A service mesh is a mechanism for managing communications between the various individual services that make up modern applications in a microservice-based system.
Once upon a time, programs were developed and deployed as a single application. This traditional approach, called a monolithic architecture, has worked great for simple applications, but becomes a burden as applications become complex and the codebase expands.
This is why modern organizations typically move from a monolithic architecture to a microservices architecture. By allowing teams to work independently on an application in small pieces (called microservices), applications can be developed in a modular fashion as a set of services. But as the number of services grows, you need to provide a fast, smooth, and fault-tolerant connection between services.
Enter service mesh.
Service Mesh implementations typically consist of two main components: the data plane and the control plane.

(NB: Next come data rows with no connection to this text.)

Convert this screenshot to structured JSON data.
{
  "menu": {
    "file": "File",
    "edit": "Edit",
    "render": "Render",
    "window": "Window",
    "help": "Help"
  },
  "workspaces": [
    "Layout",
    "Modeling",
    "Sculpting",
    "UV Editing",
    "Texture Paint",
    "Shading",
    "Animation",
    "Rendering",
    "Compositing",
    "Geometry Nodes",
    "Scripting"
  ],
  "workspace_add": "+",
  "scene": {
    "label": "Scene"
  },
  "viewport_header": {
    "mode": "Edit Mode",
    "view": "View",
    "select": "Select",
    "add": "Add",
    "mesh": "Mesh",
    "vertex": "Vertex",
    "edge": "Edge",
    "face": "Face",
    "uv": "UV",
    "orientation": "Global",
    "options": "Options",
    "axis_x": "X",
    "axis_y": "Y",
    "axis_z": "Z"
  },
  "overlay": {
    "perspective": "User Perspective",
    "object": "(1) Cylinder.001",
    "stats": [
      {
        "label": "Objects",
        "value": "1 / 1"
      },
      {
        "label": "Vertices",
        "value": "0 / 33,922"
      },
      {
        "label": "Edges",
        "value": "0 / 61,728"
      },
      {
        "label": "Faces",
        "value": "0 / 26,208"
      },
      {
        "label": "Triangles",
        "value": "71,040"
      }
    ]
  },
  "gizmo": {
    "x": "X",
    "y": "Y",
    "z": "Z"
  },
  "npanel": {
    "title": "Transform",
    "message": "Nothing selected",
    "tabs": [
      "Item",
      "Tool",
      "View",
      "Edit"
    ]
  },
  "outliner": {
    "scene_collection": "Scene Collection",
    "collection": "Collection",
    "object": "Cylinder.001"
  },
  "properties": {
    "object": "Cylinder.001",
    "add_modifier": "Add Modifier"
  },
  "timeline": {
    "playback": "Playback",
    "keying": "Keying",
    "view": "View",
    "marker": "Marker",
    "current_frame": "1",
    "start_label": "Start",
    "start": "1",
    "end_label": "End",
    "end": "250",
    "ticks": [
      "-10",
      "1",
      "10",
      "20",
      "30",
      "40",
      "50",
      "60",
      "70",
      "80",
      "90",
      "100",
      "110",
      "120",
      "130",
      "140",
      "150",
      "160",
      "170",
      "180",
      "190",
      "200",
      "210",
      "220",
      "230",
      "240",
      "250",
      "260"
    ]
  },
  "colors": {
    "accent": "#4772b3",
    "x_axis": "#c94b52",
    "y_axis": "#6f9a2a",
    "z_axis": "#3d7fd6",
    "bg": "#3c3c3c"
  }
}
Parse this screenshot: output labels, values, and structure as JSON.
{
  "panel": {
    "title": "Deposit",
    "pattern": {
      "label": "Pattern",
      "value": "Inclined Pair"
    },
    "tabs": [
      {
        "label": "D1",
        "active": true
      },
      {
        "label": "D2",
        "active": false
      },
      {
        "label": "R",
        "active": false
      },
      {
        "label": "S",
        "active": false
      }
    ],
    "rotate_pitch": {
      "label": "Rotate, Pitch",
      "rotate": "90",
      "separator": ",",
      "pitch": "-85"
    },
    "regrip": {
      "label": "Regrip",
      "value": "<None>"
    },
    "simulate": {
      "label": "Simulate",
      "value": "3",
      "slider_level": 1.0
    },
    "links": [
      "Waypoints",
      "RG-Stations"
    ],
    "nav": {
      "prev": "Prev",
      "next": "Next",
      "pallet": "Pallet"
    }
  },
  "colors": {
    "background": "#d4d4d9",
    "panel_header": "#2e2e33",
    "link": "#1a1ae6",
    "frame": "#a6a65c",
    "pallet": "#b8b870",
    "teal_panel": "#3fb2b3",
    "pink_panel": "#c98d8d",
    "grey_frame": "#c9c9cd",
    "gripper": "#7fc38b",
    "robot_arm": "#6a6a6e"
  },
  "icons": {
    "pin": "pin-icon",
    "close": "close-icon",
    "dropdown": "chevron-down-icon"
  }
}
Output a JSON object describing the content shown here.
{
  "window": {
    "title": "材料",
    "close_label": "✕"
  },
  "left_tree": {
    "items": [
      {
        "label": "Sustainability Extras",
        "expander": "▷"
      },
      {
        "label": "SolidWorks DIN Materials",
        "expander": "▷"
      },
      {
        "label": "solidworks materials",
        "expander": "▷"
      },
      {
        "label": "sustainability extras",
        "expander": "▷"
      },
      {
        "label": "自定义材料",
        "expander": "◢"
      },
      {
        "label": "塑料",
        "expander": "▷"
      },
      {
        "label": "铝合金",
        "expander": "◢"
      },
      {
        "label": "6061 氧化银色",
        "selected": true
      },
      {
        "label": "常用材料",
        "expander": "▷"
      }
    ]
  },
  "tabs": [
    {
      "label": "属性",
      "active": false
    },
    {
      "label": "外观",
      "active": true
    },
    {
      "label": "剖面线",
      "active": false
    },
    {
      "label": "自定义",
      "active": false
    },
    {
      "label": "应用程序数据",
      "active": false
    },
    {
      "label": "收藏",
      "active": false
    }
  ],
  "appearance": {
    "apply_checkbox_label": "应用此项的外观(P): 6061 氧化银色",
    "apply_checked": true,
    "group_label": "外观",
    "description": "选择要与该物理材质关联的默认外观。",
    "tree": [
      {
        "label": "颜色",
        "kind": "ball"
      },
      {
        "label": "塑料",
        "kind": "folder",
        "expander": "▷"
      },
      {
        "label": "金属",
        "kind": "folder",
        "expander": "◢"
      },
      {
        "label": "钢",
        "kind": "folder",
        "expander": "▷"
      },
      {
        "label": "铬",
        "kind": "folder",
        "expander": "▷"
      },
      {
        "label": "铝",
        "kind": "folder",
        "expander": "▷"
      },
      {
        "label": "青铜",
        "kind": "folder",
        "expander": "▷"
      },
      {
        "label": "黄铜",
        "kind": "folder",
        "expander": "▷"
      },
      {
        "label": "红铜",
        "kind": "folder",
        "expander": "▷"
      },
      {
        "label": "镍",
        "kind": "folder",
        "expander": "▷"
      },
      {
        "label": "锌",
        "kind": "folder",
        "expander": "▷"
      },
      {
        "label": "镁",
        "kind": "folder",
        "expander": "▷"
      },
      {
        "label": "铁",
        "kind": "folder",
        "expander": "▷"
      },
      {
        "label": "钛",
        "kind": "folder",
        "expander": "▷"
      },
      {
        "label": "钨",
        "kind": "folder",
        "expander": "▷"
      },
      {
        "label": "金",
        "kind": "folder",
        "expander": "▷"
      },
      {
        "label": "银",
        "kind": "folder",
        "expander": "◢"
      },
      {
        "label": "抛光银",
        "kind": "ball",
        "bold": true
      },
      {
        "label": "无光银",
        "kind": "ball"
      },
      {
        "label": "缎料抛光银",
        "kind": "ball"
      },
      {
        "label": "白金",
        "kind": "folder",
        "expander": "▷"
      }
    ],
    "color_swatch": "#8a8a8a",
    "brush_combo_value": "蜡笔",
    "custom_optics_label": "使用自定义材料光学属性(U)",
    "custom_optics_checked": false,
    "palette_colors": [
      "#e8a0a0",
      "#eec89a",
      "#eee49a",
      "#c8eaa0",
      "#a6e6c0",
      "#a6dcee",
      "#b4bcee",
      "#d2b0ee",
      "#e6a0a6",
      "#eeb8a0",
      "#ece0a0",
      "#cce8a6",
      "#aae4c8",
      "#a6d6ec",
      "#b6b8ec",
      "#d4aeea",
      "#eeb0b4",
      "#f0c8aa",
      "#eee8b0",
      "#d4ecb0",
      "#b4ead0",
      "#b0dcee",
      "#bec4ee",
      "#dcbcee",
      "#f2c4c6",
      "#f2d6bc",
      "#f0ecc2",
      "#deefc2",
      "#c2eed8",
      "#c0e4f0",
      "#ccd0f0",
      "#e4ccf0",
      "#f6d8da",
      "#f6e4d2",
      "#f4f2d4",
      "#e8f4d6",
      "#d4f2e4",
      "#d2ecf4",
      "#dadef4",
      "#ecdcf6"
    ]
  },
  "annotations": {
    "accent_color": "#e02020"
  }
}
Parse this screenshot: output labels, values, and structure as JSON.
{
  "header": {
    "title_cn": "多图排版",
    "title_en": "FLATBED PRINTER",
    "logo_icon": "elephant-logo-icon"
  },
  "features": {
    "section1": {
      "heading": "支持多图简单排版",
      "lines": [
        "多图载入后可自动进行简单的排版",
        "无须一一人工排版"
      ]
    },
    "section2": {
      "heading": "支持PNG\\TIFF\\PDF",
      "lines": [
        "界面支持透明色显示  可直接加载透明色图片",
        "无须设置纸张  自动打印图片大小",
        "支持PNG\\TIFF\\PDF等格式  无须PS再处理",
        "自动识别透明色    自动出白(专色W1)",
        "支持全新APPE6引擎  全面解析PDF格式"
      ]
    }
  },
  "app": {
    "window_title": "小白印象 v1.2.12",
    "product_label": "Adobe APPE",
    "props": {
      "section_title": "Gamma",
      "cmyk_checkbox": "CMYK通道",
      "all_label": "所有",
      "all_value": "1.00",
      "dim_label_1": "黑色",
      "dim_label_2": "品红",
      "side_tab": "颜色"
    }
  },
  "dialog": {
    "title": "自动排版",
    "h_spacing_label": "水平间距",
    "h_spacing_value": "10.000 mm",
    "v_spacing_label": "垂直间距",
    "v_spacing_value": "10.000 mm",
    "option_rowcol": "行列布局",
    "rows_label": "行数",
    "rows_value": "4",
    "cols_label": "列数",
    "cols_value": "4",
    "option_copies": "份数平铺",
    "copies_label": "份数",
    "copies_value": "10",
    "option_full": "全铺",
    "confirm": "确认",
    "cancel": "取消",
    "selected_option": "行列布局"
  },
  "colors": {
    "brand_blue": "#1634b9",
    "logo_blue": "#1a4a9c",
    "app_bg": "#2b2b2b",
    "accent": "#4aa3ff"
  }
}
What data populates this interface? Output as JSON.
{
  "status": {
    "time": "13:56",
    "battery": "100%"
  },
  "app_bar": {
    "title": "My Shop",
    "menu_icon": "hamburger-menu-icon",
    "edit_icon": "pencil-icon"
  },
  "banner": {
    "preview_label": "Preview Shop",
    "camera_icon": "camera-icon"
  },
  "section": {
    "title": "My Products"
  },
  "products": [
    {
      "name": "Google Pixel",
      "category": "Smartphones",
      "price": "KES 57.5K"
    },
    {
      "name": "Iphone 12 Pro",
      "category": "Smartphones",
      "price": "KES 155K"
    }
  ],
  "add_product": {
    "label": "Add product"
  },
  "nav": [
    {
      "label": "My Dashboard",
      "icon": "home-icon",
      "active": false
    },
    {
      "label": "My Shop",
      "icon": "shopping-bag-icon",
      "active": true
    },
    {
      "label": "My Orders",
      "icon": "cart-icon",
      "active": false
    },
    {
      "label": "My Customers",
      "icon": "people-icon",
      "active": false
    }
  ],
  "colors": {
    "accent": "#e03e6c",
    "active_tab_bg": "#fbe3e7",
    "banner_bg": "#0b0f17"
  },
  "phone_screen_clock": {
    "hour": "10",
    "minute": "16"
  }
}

The data plane is a network proxy replicated along with each microservice (known as a “sidecar”) that manages all incoming and outgoing network traffic on behalf of the microservice. As part of this, it can perform the functions of service discovery, load balancing, security and reliability. The service and the sidecar must be deployed on the same host and, if your deployment is containerized, in the same pod.
The data plane consists of services that work together with sidecar proxies. Services handle business logic, and proxies sit between them and other services. All traffic, incoming and outgoing, goes through proxy servers, which are responsible for routing (proxying) traffic to other services.
Many of the features provided by service mesh operate at the request layer, which makes sidecsars Layer 7 proxies. By operating at this layer, service meshes provide features such as intelligent load balancing based on observed latency, or provide reasonable and consistent timeouts for requests.
Layer 7 is the Application layer, but it doesn’t mean application in the typical sense. It refers to the underlying protocol that an application uses, such as how a web server uses HTTP to bundle a web page.
Sidecars also provide functionality at the connection level. For example, sidecars may provide features such as Mutual Transport Layer Security (mTLS) by allowing each side of a link to verify the other side’s certificate.
Sidecars need to be configured. This is done through the control plane, which consists of several services that provide administrative functions on the service mesh and provide an interface for customizing the behavior of the data plane and for proxy servers to coordinate their actions.
Operators interact with the service mesh through the control plane using a command line interface or API. For example, operators work through the control plane to define routing rules, create circuit breakers, or provide access control.
Depending on the implementation, you can use the control plane to export observability data such as metrics, logs, and traces.